L’écho des fêtes et des réunions de village résonne encore ici. L’ambiance chaleureuse qui y règne porte la mémoire de la communauté de Gould et de Sainte-Marguerite de Lingwick. Voici un petit tour guidé de ce magnifique bâtiment et de son histoire.
Le Town Hall
Au rez-de-chaussée
Avec quatre longues tables de réfectoire, on peut sentir que plus d’une réunion a eu lieu ici. Les deux tables centrales sont traversées par des poutres de soutien, les rassemblements peuvent compter facilement plus d’une centaine de personnes. Dans la cuisine attenante, une immense cuisinière au bois permet de préparer les repas pour servir les convives.
«Lingwick était reconnu pour ses soupers communautaires servis au Town hall de Gould par la Ladies’ Aid. C’était un plaisir pour toutes les femmes dans les districts de faire leur cuisine et de l’apporter au Town Hall. Personne ne peut oublier de tels dîners avec toute la camaraderie et l’amitié dont ils étaient assortis.»[i]
[i] 1 Tiré du livre d’Annie Isabel Sherman History The Families of Shermann-MacIver, cité dans Canton de Lingwick 150 Township of Lingwick, 2005
Le Hall
Au deuxième étage, la salle de danse qui peut accueillir jusqu’à 200 personnes (bien tassées) était le lieu des fêtes, des soirées dansantes et des cèilidh écossais. On dit que les communautés francophones et anglophones s’y côtoyaient les samedis soir en échangeant leur répertoire.
On y retrouve une scène avec un petit dégagement de chaque côté, coulisses auxquelles on accède par les deux portes flanquées de marche.
Un banc de bois pour les participants au repos (ou pour ceux qui attendent une invitation) fait le tour de l’immense pièce, le plancher est composé de planches verticales ce qui assure une solidité à l’épreuve de tous les reels endiablés.
Entièrement lambrissée de bois à l’écossaise (scottish panelling), la pièce est exempte de piliers de soutien pour laisser toute la place à la danse.

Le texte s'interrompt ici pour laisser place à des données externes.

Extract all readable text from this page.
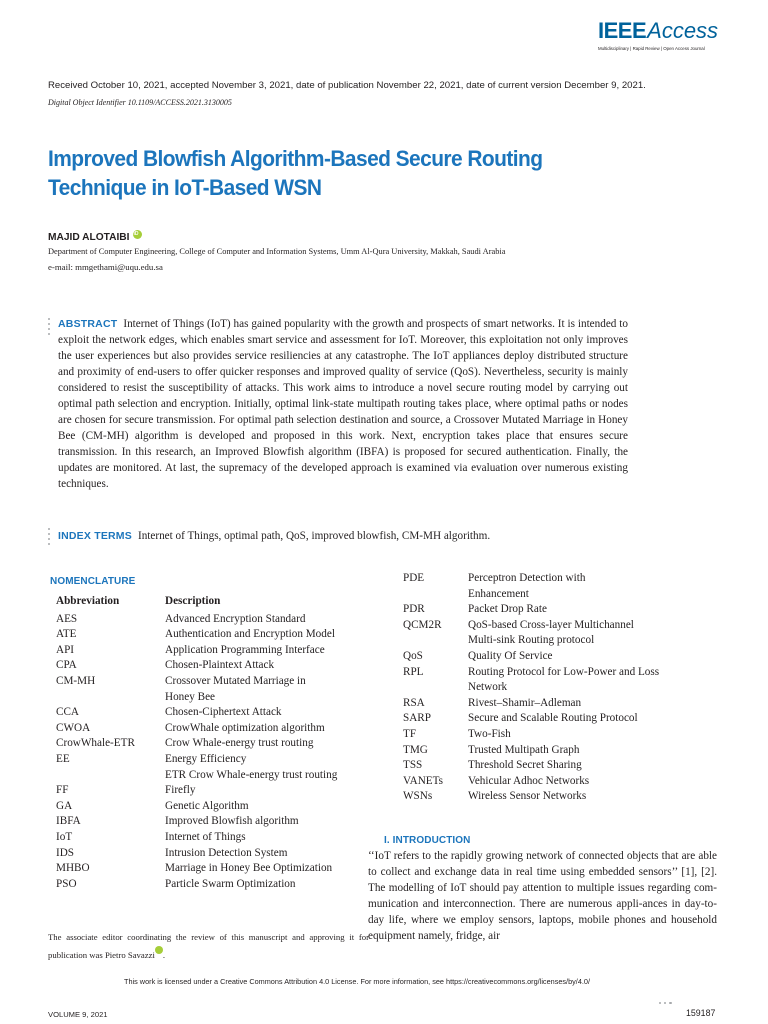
IEEEAccess
Multidisciplinary | Rapid Review | Open Access Journal
Received October 10, 2021, accepted November 3, 2021, date of publication November 22, 2021, date of current version December 9, 2021.
Digital Object Identifier 10.1109/ACCESS.2021.3130005
Improved Blowfish Algorithm-Based Secure Routing Technique in IoT-Based WSN
MAJID ALOTAIBI
iD
Department of Computer Engineering, College of Computer and Information Systems, Umm Al-Qura University, Makkah, Saudi Arabia
e-mail: mmgethami@uqu.edu.sa
ABSTRACT Internet of Things (IoT) has gained popularity with the growth and prospects of smart networks. It is intended to exploit the network edges, which enables smart service and assessment for IoT. Moreover, this exploitation not only improves the user experiences but also provides service resiliencies at any catastrophe. The IoT appliances deploy distributed structure and proximity of end-users to offer quicker responses and improved quality of service (QoS). Nevertheless, security is mainly considered to resist the susceptibility of attacks. This work aims to introduce a novel secure routing model by carrying out optimal path selection and encryption. Initially, optimal link-state multipath routing takes place, where optimal paths or nodes are chosen for secure transmission. For optimal path selection destination and source, a Crossover Mutated Marriage in Honey Bee (CM-MH) algorithm is developed and proposed in this work. Next, encryption takes place that ensures secure transmission. In this research, an Improved Blowfish algorithm (IBFA) is proposed for secured authentication. Finally, the updates are monitored. At last, the supremacy of the developed approach is examined via evaluation over numerous existing techniques.
INDEX TERMS Internet of Things, optimal path, QoS, improved blowfish, CM-MH algorithm.
NOMENCLATURE
Abbreviation	Description
AES	Advanced Encryption Standard
ATE	Authentication and Encryption Model
API	Application Programming Interface
CPA	Chosen-Plaintext Attack
CM-MH	Crossover Mutated Marriage in
Honey Bee
CCA	Chosen-Ciphertext Attack
CWOA	CrowWhale optimization algorithm
CrowWhale-ETR	Crow Whale-energy trust routing
EE	Energy Efficiency
ETR Crow Whale-energy trust routing
FF	Firefly
GA	Genetic Algorithm
IBFA	Improved Blowfish algorithm
IoT	Internet of Things
IDS	Intrusion Detection System
MHBO	Marriage in Honey Bee Optimization
PSO	Particle Swarm Optimization
PDE	Perceptron Detection with
Enhancement
PDR	Packet Drop Rate
QCM2R QoS-based Cross-layer Multichannel
Multi-sink Routing protocol
QoS	Quality Of Service
RPL	Routing Protocol for Low-Power and Loss
Network
RSA	Rivest–Shamir–Adleman
SARP	Secure and Scalable Routing Protocol
TF	Two-Fish
TMG	Trusted Multipath Graph
TSS	Threshold Secret Sharing
VANETs Vehicular Adhoc Networks
WSNs	Wireless Sensor Networks
I. INTRODUCTION
‘‘IoT refers to the rapidly growing network of connected objects that are able to collect and exchange data in real time using embedded sensors’’ [1], [2]. The modelling of IoT should pay attention to multiple issues regarding com-munication and interconnection. There are numerous appli-ances in day-to-day life, where we employ sensors, laptops, mobile phones and household equipment namely, fridge, air
The associate editor coordinating the review of this manuscript and approving it for publication was Pietro Savazzi .
This work is licensed under a Creative Commons Attribution 4.0 License. For more information, see https://creativecommons.org/licenses/by/4.0/
VOLUME 9, 2021	159187
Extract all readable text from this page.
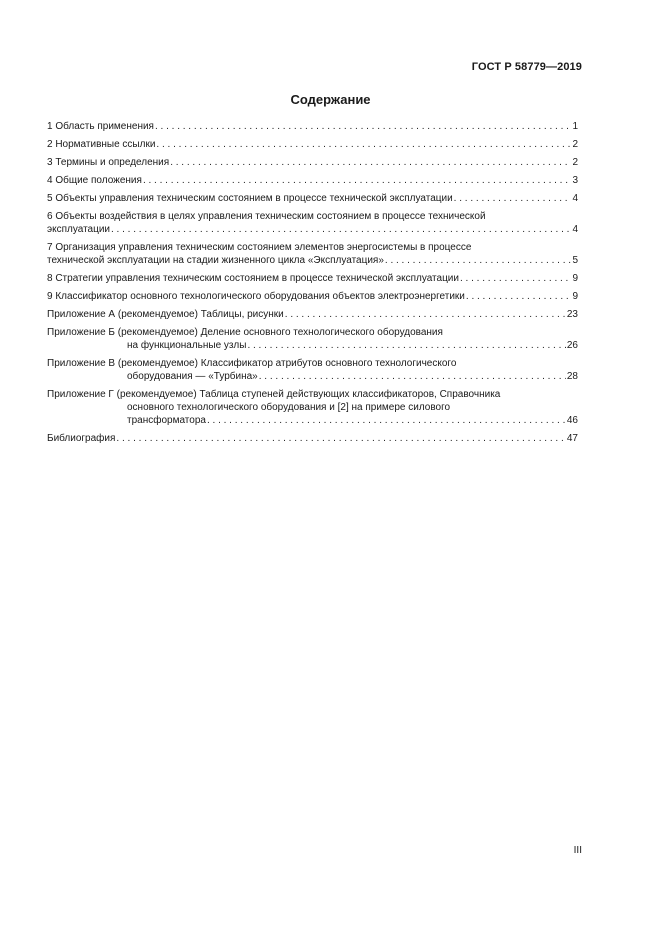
ГОСТ Р 58779—2019
Содержание
1 Область применения . . .	1
2 Нормативные ссылки . . .	2
3 Термины и определения . . .	2
4 Общие положения . . .	3
5 Объекты управления техническим состоянием в процессе технической эксплуатации . . .	4
6 Объекты воздействия в целях управления техническим состоянием в процессе технической
эксплуатации . . .	4
7 Организация управления техническим состоянием элементов энергосистемы в процессе
технической эксплуатации на стадии жизненного цикла «Эксплуатация» . . .	5
8 Стратегии управления техническим состоянием в процессе технической эксплуатации . . .	9
9 Классификатор основного технологического оборудования объектов электроэнергетики . . .	9
Приложение А (рекомендуемое) Таблицы, рисунки . . .	23
Приложение Б (рекомендуемое) Деление основного технологического оборудования
на функциональные узлы . . .	26
Приложение В (рекомендуемое) Классификатор атрибутов основного технологического
оборудования — «Турбина» . . .	28
Приложение Г (рекомендуемое) Таблица ступеней действующих классификаторов, Справочника
основного технологического оборудования и [2] на примере силового
трансформатора . . .	46
Библиография . . .	47
III
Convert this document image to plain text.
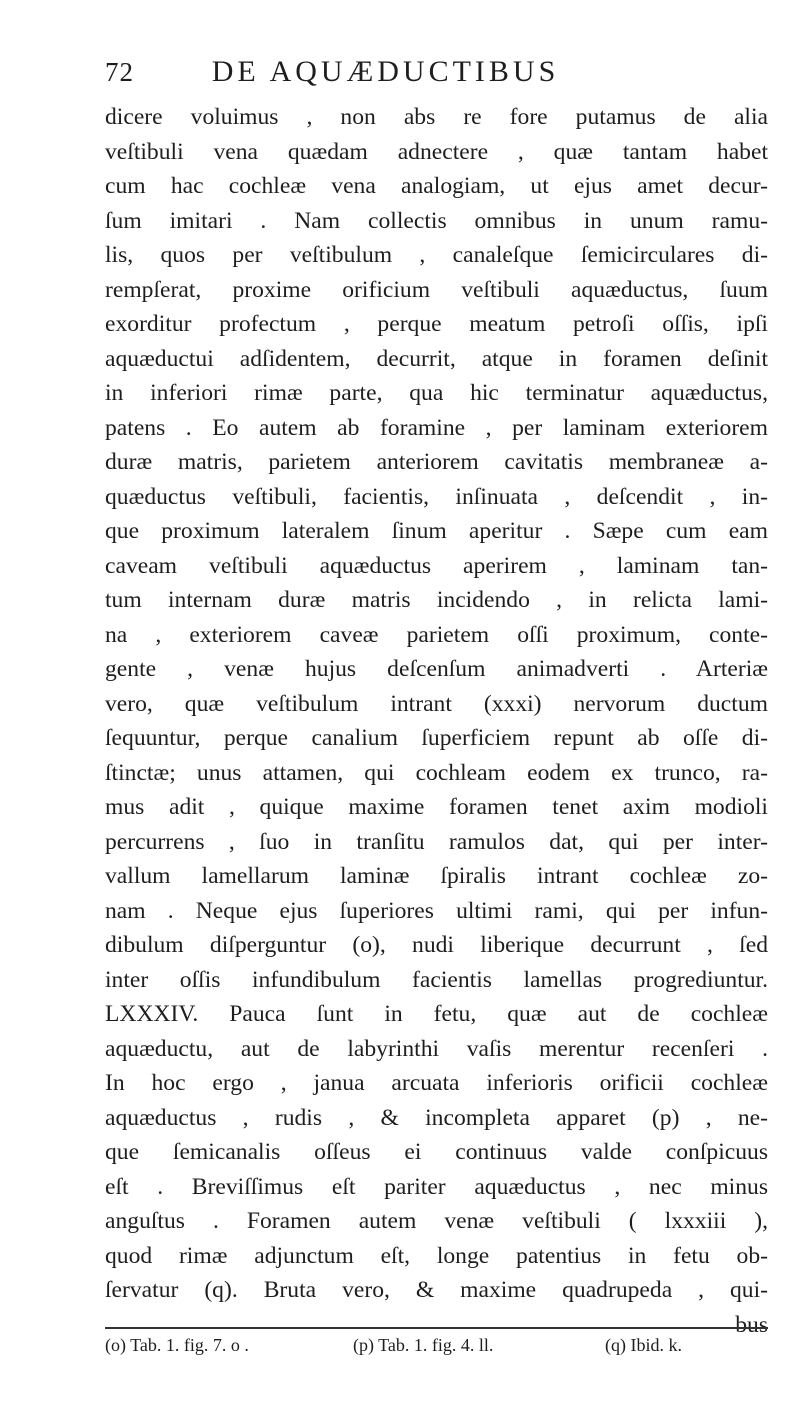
72	DE AQUÆDUCTIBUS
dicere voluimus , non abs re fore putamus de alia
veſtibuli vena quædam adnectere , quæ tantam habet
cum hac cochleæ vena analogiam, ut ejus amet decur-
ſum imitari . Nam collectis omnibus in unum ramu-
lis, quos per veſtibulum , canaleſque ſemicirculares di-
rempſerat, proxime orificium veſtibuli aquæductus, ſuum
exorditur profectum , perque meatum petroſi oſſis, ipſi
aquæductui adſidentem, decurrit, atque in foramen deſinit
in inferiori rimæ parte, qua hic terminatur aquæductus,
patens . Eo autem ab foramine , per laminam exteriorem
duræ matris, parietem anteriorem cavitatis membraneæ a-
quæductus veſtibuli, facientis, inſinuata , deſcendit , in-
que proximum lateralem ſinum aperitur . Sæpe cum eam
caveam veſtibuli aquæductus aperirem , laminam tan-
tum internam duræ matris incidendo , in relicta lami-
na , exteriorem caveæ parietem oſſi proximum, conte-
gente , venæ hujus deſcenſum animadverti . Arteriæ
vero, quæ veſtibulum intrant (xxxi) nervorum ductum
ſequuntur, perque canalium ſuperficiem repunt ab oſſe di-
ſtinctæ; unus attamen, qui cochleam eodem ex trunco, ra-
mus adit , quique maxime foramen tenet axim modioli
percurrens , ſuo in tranſitu ramulos dat, qui per inter-
vallum lamellarum laminæ ſpiralis intrant cochleæ zo-
nam . Neque ejus ſuperiores ultimi rami, qui per infun-
dibulum diſperguntur (o), nudi liberique decurrunt , ſed
inter oſſis infundibulum facientis lamellas progrediuntur.
LXXXIV. Pauca ſunt in fetu, quæ aut de cochleæ
aquæductu, aut de labyrinthi vaſis merentur recenſeri .
In hoc ergo , janua arcuata inferioris orificii cochleæ
aquæductus , rudis , & incompleta apparet (p) , ne-
que ſemicanalis oſſeus ei continuus valde conſpicuus
eſt . Breviſſimus eſt pariter aquæductus , nec minus
anguſtus . Foramen autem venæ veſtibuli ( lxxxiii ),
quod rimæ adjunctum eſt, longe patentius in fetu ob-
ſervatur (q). Bruta vero, & maxime quadrupeda , qui-
bus
(o) Tab. 1. fig. 7. o .	(p) Tab. 1. fig. 4. ll.	(q) Ibid. k.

On peut voir au plafond, traversant les poutres, les tirants métalliques qui permettent cet exploit.
«C’était le travail des professeurs de préparer les activités de la fête de Noël. […] Le Town Hall où la fête était tenue était rempli à pleine capacité en cette veille de Noël. La programmation des activités de la soirée était intéressante, car de tels spectacles étaient fréquents. L’arbre était joliment décoré et allumé, il avait une odeur très parfumée. La guerre terminée, les jeunes gens étaient de retour à la maison pour Noël. Tous avaient raison d’être gais et heureux. Les musiciens, des talents locaux, Willie MacLean et ses sœurs Agnes et Certie, jouaient des airs entraînants pour les danses carrées, le fox-trot, les valses à deux temps. Les jeunes qui quittaient Lingwick se souviendront de ces rassemblements communautaires, comme les plus heureux qu’ils aient connus.»[i]
Le troisième étage
En 1912, le conseil municipal loue l’espace du troisième étage à la Lingwick Lodge, la loge maçonnique no 79. Les francs-maçons utiliseront l’espace jusqu’à la vente du Town Hall en 1981.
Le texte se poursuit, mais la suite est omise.